La Corte d’Appello di Palermo ha confermato la sentenza di primo grado del giudice del lavoro, in base alla quale è nulla il provvedimento di ingiunzione emanato dalla pubblica amministrazione nei riguardi di un proprio dirigente al fine di ottenere la restituzione di sommme percepite a titolo di retribuzione di risultato.
Parti in causa sono l’Agenzia delle Entrate e un suo ex dipendente, il dr. G.L.R., già direttore dell’ufficio provinciale di Caltanissetta della medesima Agenzia.
La notifica dell’ingiunzione risale al 2018 ed aveva lo scopo di recuperare le somme già corrisposte a titolo di indennità di risultato relativa all’anno 2013. Ad essa il dr. G.L.R., originario di Campobello di Licata, si è opposto, col patrocinio degli avvocati Girolamo Rubino e Mario La Loggia, riuscendo a far dichiararare infondata la pretesa recuperatoria e nulla l’ingiunzione con sentenza del Tribunale di Palermo, nella qualità di giudice del lavoro, in primo grado.
Ma l’Agenzia delle Entrate ha voluto insistere, proponendo l’ appello e costringendo il dr. L.R.G., sempre con il patrocinio degli avvocati Girolamo Rubino e Mario La Loggia, a costituirsi innanzi la Corte d’Appello di Palermo, per dimostrare in giudizio l’illegittimità del provvedimento di ingiunzione, disposto in violazione del Codice di Comportamento dell’Agenzia delle Entrate (l’allora direttore regionale dell’Agenzia delle Entrate -secondo gli avvocati Rubino e La Loggia– si sarebbe dovuto astenere dal valutare, nel 2016, l’operato del dr. G.L.R., in ragione delle accertate acredini sorte, in precedenza tra i due).
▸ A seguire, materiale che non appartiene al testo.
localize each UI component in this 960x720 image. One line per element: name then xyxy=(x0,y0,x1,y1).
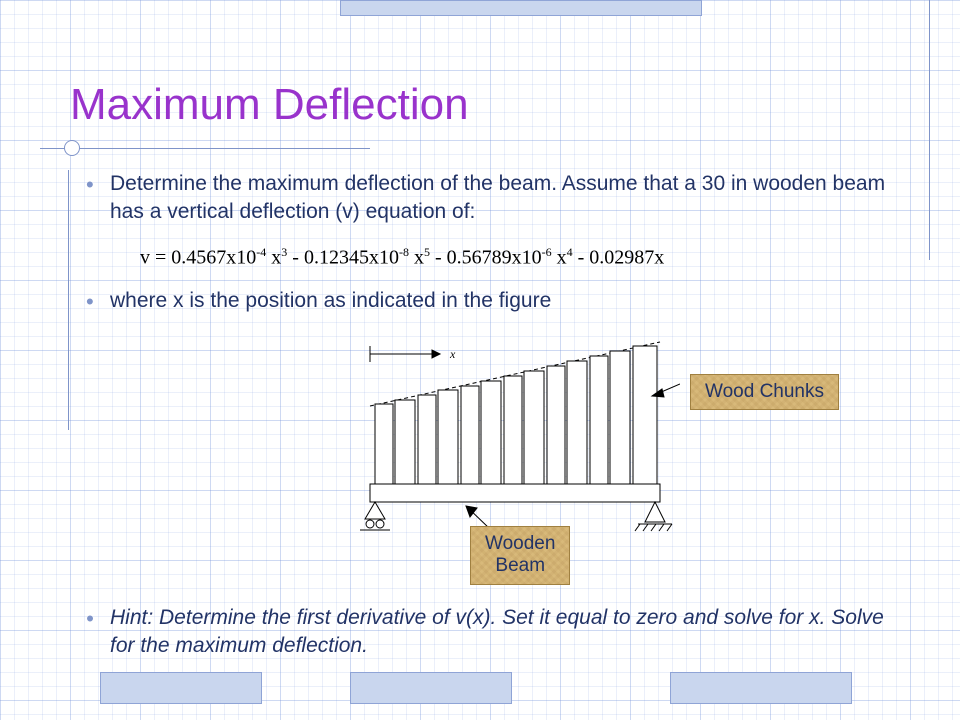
label-wooden-beam-l2: Beam xyxy=(495,555,545,576)
title-rule-circle xyxy=(64,140,80,156)
eq-t3-coef: 0.56789x10 xyxy=(447,246,542,268)
eq-t4: 0.02987x xyxy=(589,246,664,268)
bullet-2: where x is the position as indicated in … xyxy=(110,287,890,315)
equation: v = 0.4567x10-4 x3 - 0.12345x10-8 x5 - 0… xyxy=(140,245,890,270)
beam-svg xyxy=(280,334,680,544)
decor-side-line xyxy=(68,170,69,430)
bottom-decor-3 xyxy=(670,672,852,704)
slide-content: Maximum Deflection Determine the maximum… xyxy=(0,0,960,720)
bullet-1: Determine the maximum deflection of the … xyxy=(110,170,890,227)
bullet-list-2: where x is the position as indicated in … xyxy=(70,287,890,315)
eq-t1-var: x xyxy=(271,246,281,268)
eq-equals: = xyxy=(155,246,166,268)
eq-t1-coef: 0.4567x10 xyxy=(171,246,256,268)
eq-t1-exp10: -4 xyxy=(256,245,266,259)
eq-t1-pow: 3 xyxy=(281,245,287,259)
bottom-decor-1 xyxy=(100,672,262,704)
figure-x-label: x xyxy=(450,347,455,362)
eq-t2-var: x xyxy=(414,246,424,268)
title-rule xyxy=(70,142,890,156)
title-rule-line xyxy=(40,148,370,149)
eq-lhs: v xyxy=(140,246,150,268)
eq-t3-var: x xyxy=(557,246,567,268)
label-wooden-beam-l1: Wooden xyxy=(485,533,555,554)
eq-t2-pow: 5 xyxy=(424,245,430,259)
bullet-list-3: Hint: Determine the first derivative of … xyxy=(70,604,890,661)
eq-minus-2: - xyxy=(435,246,442,268)
eq-minus-1: - xyxy=(292,246,299,268)
eq-minus-3: - xyxy=(578,246,585,268)
eq-t3-pow: 4 xyxy=(567,245,573,259)
label-wood-chunks: Wood Chunks xyxy=(690,374,839,410)
label-wooden-beam: Wooden Beam xyxy=(470,526,570,586)
beam-figure: x Wood Chunks Wooden Beam xyxy=(70,334,890,594)
slide-title: Maximum Deflection xyxy=(70,80,890,130)
eq-t2-exp10: -8 xyxy=(399,245,409,259)
bullet-list: Determine the maximum deflection of the … xyxy=(70,170,890,227)
eq-t3-exp10: -6 xyxy=(542,245,552,259)
eq-t2-coef: 0.12345x10 xyxy=(304,246,399,268)
bottom-decor-2 xyxy=(350,672,512,704)
bullet-3-hint: Hint: Determine the first derivative of … xyxy=(110,604,890,661)
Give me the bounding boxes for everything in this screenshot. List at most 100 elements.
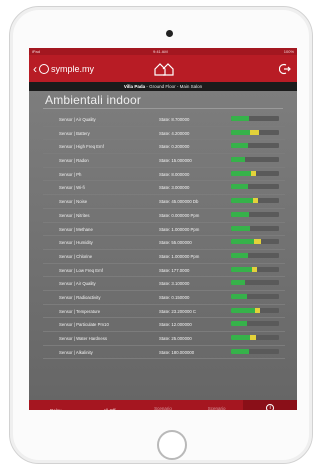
sensor-name: Sensor | Humidity <box>59 240 93 246</box>
sensor-row[interactable]: Sensor | Battery State: 4.200000 <box>43 127 285 141</box>
level-ok-segment <box>231 211 250 217</box>
tab-item[interactable]: Scenarionot used <box>136 400 190 411</box>
sensor-level-bar <box>231 184 279 190</box>
level-ok-segment <box>231 335 251 340</box>
level-ok-segment <box>231 252 249 258</box>
sensor-level-bar <box>231 335 279 340</box>
level-ok-segment <box>231 266 253 272</box>
sensor-row[interactable]: Sensor | Methane State: 1.000000 Ppm <box>43 223 285 237</box>
section-title: Ambientali indoor <box>45 93 142 107</box>
sensor-state: State: 45.000000 Db <box>159 199 199 205</box>
sensor-state: State: 3.000000 <box>159 185 190 191</box>
tab-item[interactable]: iinfo <box>243 400 297 410</box>
tab-label: Scenario <box>207 405 226 411</box>
breadcrumb-path: - Ground Floor - Main Salon <box>145 84 203 89</box>
sensor-name: Sensor | Noise <box>59 199 88 205</box>
sensor-state: State: 0.150000 <box>159 294 190 300</box>
sensor-name: Sensor | Low Freq Emf <box>59 267 103 273</box>
sensor-name: Sensor | Ph <box>59 171 82 177</box>
sensor-level-bar <box>231 129 279 135</box>
sensor-state: State: 1.000000 Ppm <box>159 253 200 259</box>
level-ok-segment <box>231 293 247 299</box>
level-ok-segment <box>231 321 248 327</box>
sensor-level-bar <box>231 198 279 204</box>
sensor-name: Sensor | Radioactivity <box>59 294 101 300</box>
logo-icon <box>39 63 49 74</box>
info-icon: i <box>266 404 275 410</box>
tab-label: Scenario <box>154 405 172 411</box>
sensor-name: Sensor | Alkalinity <box>59 349 93 355</box>
level-ok-segment <box>231 198 253 204</box>
sensor-name: Sensor | Nitrites <box>59 212 90 218</box>
sensor-row[interactable]: Sensor | Air Quality State: 8.700000 <box>43 113 285 127</box>
sensor-row[interactable]: Sensor | Particulate Pm10 State: 12.00000… <box>43 318 285 332</box>
sensor-name: Sensor | Water Hardness <box>59 336 108 341</box>
app-header: ‹ symple.my <box>29 55 297 82</box>
sensor-level-bar <box>231 239 279 245</box>
back-button[interactable]: ‹ symple.my <box>33 62 94 75</box>
sensor-state: State: 4.200000 <box>159 130 190 136</box>
sensor-level-bar <box>231 225 279 231</box>
tab-item[interactable]: Relax <box>29 400 83 410</box>
sensor-row[interactable]: Sensor | Noise State: 45.000000 Db <box>43 195 285 209</box>
level-ok-segment <box>231 239 255 245</box>
level-ok-segment <box>231 116 250 121</box>
sensor-state: State: 8.000000 <box>159 171 190 177</box>
sensor-row[interactable]: Sensor | Low Freq Emf State: 177.0000 <box>43 264 285 278</box>
sensor-panel: Ambientali indoor Sensor | Air Quality St… <box>29 91 297 404</box>
sensor-row[interactable]: Sensor | Humidity State: 55.000000 <box>43 236 285 250</box>
sensor-name: Sensor | Wi-fi <box>59 185 85 191</box>
status-bar: iPad 9:41 AM 100% <box>29 48 297 55</box>
chevron-left-icon: ‹ <box>33 61 37 76</box>
level-ok-segment <box>231 129 251 135</box>
app-screen: iPad 9:41 AM 100% ‹ symple.my Villa Pada… <box>29 48 297 410</box>
sensor-row[interactable]: Sensor | Alkalinity State: 180.000000 <box>43 346 285 360</box>
sensor-name: Sensor | Methane <box>59 226 93 232</box>
sensor-level-bar <box>231 116 279 121</box>
level-warn-segment <box>252 198 259 204</box>
tab-item[interactable]: Scenarionot used <box>190 400 244 411</box>
sensor-row[interactable]: Sensor | Temperature State: 23.200000 C <box>43 305 285 319</box>
sensor-state: State: 180.000000 <box>159 349 195 355</box>
level-warn-segment <box>250 129 259 135</box>
sensor-state: State: 3.100000 <box>159 281 190 287</box>
clock: 9:41 AM <box>153 49 168 54</box>
sensor-row[interactable]: Sensor | Air Quality State: 3.100000 <box>43 277 285 291</box>
sensor-level-bar <box>231 143 279 149</box>
sensor-row[interactable]: Sensor | Water Hardness State: 25.000000 <box>43 332 285 346</box>
sensor-row[interactable]: Sensor | Radon State: 15.000000 <box>43 154 285 168</box>
sensor-state: State: 55.000000 <box>159 240 192 246</box>
bottom-tab-bar: Relax All Off Scenarionot usedScenarionot … <box>29 400 297 410</box>
sensor-level-bar <box>231 170 279 176</box>
level-ok-segment <box>231 143 248 149</box>
front-camera <box>166 30 173 37</box>
sensor-level-bar <box>231 307 279 313</box>
level-warn-segment <box>250 335 256 340</box>
sensor-row[interactable]: Sensor | Chlorine State: 1.000000 Ppm <box>43 250 285 264</box>
sensor-level-bar <box>231 157 279 163</box>
home-button[interactable] <box>157 430 187 460</box>
sensor-row[interactable]: Sensor | Ph State: 8.000000 <box>43 168 285 182</box>
tab-label: Relax <box>50 408 62 410</box>
carrier-label: iPad <box>32 49 41 54</box>
sensor-level-bar <box>231 211 279 217</box>
sensor-name: Sensor | Battery <box>59 130 90 136</box>
sensor-list[interactable]: Sensor | Air Quality State: 8.700000 Senso… <box>43 113 285 360</box>
sensor-state: State: 1.000000 Ppm <box>159 226 200 232</box>
sensor-level-bar <box>231 280 279 286</box>
home-icon[interactable] <box>153 62 175 76</box>
back-label: symple.my <box>51 63 95 74</box>
sensor-state: State: 0.200000 <box>159 144 190 150</box>
sensor-level-bar <box>231 293 279 299</box>
sensor-row[interactable]: Sensor | Nitrites State: 0.000000 Ppm <box>43 209 285 223</box>
tab-item[interactable]: All Off <box>83 400 137 410</box>
sensor-name: Sensor | Temperature <box>59 308 101 314</box>
sensor-row[interactable]: Sensor | Wi-fi State: 3.000000 <box>43 181 285 196</box>
exit-icon[interactable] <box>279 63 291 75</box>
sensor-level-bar <box>231 321 279 327</box>
sensor-row[interactable]: Sensor | High Freq Emf State: 0.200000 <box>43 140 285 155</box>
level-ok-segment <box>231 170 252 176</box>
sensor-row[interactable]: Sensor | Radioactivity State: 0.150000 <box>43 291 285 305</box>
sensor-state: State: 23.200000 C <box>159 308 197 314</box>
sensor-name: Sensor | High Freq Emf <box>59 144 104 150</box>
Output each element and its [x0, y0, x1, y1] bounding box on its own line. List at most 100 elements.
Non solo. Gli avvocati hanno pure dedotto in giudizio l’illegittimità della valutazione operata dal Direttore Regionale per carenza assoluta di legittimazione (la valutazione negativa relativa all’anno 2013 emanata nei confronti del dr. G.L.R., infatti, non era stata compiuta entro l’anno 2014, ma ben due anni dopo, nel 2016, mentre l’allora Direttore Regionale dell’Agenzia delle Entrate risultava già in quiescenza e quindi non poteva emanare alcun atto in nome e per conto dell’Agenzia).
Così, la sentenza della Corte d’Appello di Palermo non solo ha confermato la statuizione di primo grado, ma ha pure condannato l’Agenzia delle Entrate al pagamento delle spese processuali in favore del dr. G.L.R.
Il quale non dovrà restituire alcunchè all’amministrazione presso la quale lavorava.